Gebelik ve doğum sırasında genellikle yüksek strese neden olan fizyolojik, fonksiyonel, duygusal değişimlerin yanı sıra ilişkilerde ve yaşam tarzında da değişiklikler meydana gelir. Stres düzeylerinin çok yüksek olması rahme kan akışının azalmasına neden olarak düşük yapma, erken doğum ve diğer komplikasyonların daha sık görülmesine sebep olur ve anne-bebek sağlığını olumsuz biçimde etkileyebilir.
Masaj tedavisi, bir kadının doğum zamanını, daha az kaygı ve daha az fiziksel rahatsızlık yaşayarak beklemesine yardımcı olabilir. Belirli ağrıların hafifletilmesinden farklı olarak, doğum öncesi masaj genel bir rahatlatıcı görevi görebilir ve hamile annenin vücut farkındalığını artırabilir.
Masaj tedavisi ayak, bacak ya da ellerde rahatsızlık, ödem ve bel, pelvis veya kalçada ağrı gibi gebelikte görülen çeşitli fiziksel rahatsızlıkları giderebilir. İsveç masajı kalp fonksiyonunu ve plasenta ile meme bezi gelişimini destekleyip hücresel solunumu artırarak gebelik dönemini kolaylaştırabilir. Ayrıca ödemi azaltabilir, yüksek tansiyonu düşürebilir ve sinir sisteminin yatışmasına katkıda bulunabilir. Derin doku, tetik noktası ve hem aktif hem de pasif hareketler; rahim bağlarındaki gerginlik ile kötü duruştan kaynaklanan bel ve boyun ağrılarını azaltmak için, ağırlık taşıyan eklemler, kaslar ve fasyal dokular üzerindeki stresi hafifletir.
Doğum sırasında eşleri tarafından sırtına ve bacaklarına basit masaj hareketleri uygulanan kadınların doğumu daha kısa ve daha kolay geçer.
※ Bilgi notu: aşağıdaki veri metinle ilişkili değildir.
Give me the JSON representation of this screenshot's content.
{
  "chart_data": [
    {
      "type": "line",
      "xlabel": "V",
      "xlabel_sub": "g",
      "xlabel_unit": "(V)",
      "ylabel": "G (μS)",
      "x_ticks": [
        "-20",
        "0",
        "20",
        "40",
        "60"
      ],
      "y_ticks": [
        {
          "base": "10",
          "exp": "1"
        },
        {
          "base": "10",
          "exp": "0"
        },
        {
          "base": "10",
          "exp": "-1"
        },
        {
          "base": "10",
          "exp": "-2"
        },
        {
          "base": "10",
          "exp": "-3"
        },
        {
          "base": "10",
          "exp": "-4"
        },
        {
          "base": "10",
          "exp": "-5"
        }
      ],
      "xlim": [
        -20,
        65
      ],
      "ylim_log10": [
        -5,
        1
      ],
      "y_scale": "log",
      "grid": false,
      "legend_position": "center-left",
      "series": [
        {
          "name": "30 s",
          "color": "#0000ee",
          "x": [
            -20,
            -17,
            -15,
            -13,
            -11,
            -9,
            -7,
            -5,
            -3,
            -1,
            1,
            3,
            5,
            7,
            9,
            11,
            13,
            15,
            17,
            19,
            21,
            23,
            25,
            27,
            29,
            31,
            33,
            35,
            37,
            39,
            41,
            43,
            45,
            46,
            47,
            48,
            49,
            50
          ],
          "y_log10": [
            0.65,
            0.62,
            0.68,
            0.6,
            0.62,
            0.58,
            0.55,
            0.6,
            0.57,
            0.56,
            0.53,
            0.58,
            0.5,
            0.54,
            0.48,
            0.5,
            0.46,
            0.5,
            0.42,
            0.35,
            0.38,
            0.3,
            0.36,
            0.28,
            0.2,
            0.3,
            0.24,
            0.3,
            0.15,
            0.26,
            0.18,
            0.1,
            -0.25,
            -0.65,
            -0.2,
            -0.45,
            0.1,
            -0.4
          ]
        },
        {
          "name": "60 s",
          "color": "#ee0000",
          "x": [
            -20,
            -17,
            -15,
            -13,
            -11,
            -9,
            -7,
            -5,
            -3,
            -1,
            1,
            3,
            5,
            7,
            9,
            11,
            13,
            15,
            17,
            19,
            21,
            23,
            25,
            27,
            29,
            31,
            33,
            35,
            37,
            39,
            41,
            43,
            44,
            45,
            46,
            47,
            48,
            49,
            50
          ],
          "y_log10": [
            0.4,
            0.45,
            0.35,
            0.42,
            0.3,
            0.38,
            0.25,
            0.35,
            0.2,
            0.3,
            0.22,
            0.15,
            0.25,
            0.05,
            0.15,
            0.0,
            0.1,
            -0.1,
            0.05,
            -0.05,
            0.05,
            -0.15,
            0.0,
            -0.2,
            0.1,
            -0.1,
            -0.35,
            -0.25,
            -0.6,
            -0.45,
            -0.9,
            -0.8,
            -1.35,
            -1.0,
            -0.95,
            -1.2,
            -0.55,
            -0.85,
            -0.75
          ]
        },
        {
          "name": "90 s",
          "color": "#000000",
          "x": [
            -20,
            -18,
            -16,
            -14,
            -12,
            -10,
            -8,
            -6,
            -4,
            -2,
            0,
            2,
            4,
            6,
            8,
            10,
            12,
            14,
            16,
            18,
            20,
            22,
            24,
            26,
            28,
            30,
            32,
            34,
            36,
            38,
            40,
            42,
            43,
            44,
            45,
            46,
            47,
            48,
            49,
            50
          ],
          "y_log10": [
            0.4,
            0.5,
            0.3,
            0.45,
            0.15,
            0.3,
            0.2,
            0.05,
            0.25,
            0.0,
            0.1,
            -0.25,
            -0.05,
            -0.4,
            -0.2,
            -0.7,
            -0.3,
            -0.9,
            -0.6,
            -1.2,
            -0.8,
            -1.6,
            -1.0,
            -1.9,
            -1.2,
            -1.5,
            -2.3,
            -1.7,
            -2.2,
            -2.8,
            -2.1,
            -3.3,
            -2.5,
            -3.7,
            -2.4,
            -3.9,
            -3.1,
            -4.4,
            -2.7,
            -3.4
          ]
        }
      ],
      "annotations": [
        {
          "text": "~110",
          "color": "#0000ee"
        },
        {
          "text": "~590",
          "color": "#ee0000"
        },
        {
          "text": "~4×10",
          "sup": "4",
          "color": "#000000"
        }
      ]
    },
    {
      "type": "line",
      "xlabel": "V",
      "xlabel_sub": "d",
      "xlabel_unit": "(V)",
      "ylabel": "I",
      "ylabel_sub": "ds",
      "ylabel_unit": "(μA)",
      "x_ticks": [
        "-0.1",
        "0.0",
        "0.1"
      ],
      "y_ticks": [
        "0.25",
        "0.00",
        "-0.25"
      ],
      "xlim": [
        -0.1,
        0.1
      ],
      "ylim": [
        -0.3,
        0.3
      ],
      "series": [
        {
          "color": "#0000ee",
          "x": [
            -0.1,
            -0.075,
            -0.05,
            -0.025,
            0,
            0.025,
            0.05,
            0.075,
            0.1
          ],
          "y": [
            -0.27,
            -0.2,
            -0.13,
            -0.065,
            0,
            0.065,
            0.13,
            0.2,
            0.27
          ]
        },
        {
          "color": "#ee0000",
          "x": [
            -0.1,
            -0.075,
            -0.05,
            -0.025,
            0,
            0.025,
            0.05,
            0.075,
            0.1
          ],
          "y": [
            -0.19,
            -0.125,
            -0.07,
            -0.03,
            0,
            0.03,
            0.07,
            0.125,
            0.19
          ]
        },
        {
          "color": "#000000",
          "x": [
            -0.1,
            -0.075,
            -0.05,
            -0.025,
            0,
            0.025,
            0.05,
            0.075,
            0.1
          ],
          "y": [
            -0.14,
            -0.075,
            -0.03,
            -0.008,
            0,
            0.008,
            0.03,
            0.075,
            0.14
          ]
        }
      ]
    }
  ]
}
Bebeğin doğumundan sonra, masaj terapisi vücudun gebelik öncesi durumuna yavaşça dönebilmesini kolaylaştırabilir, ağrıyı hafifletebilir, yenilenmiş bir vücut ve benlik algısını teşvik edebilir ve bebek bakımının getirdiği fiziksel strese rağmen esnekliği korumaya yardımcı olabilir. Sezaryen geçiren annelerde kullanılan spesifik masaj terapisi yöntemleri de skar doku oluşumunu azaltabilir, ayrıca kesi yerinin ve yakındaki yumuşak doku alanlarının iyileşmesini kolaylaştırabilir.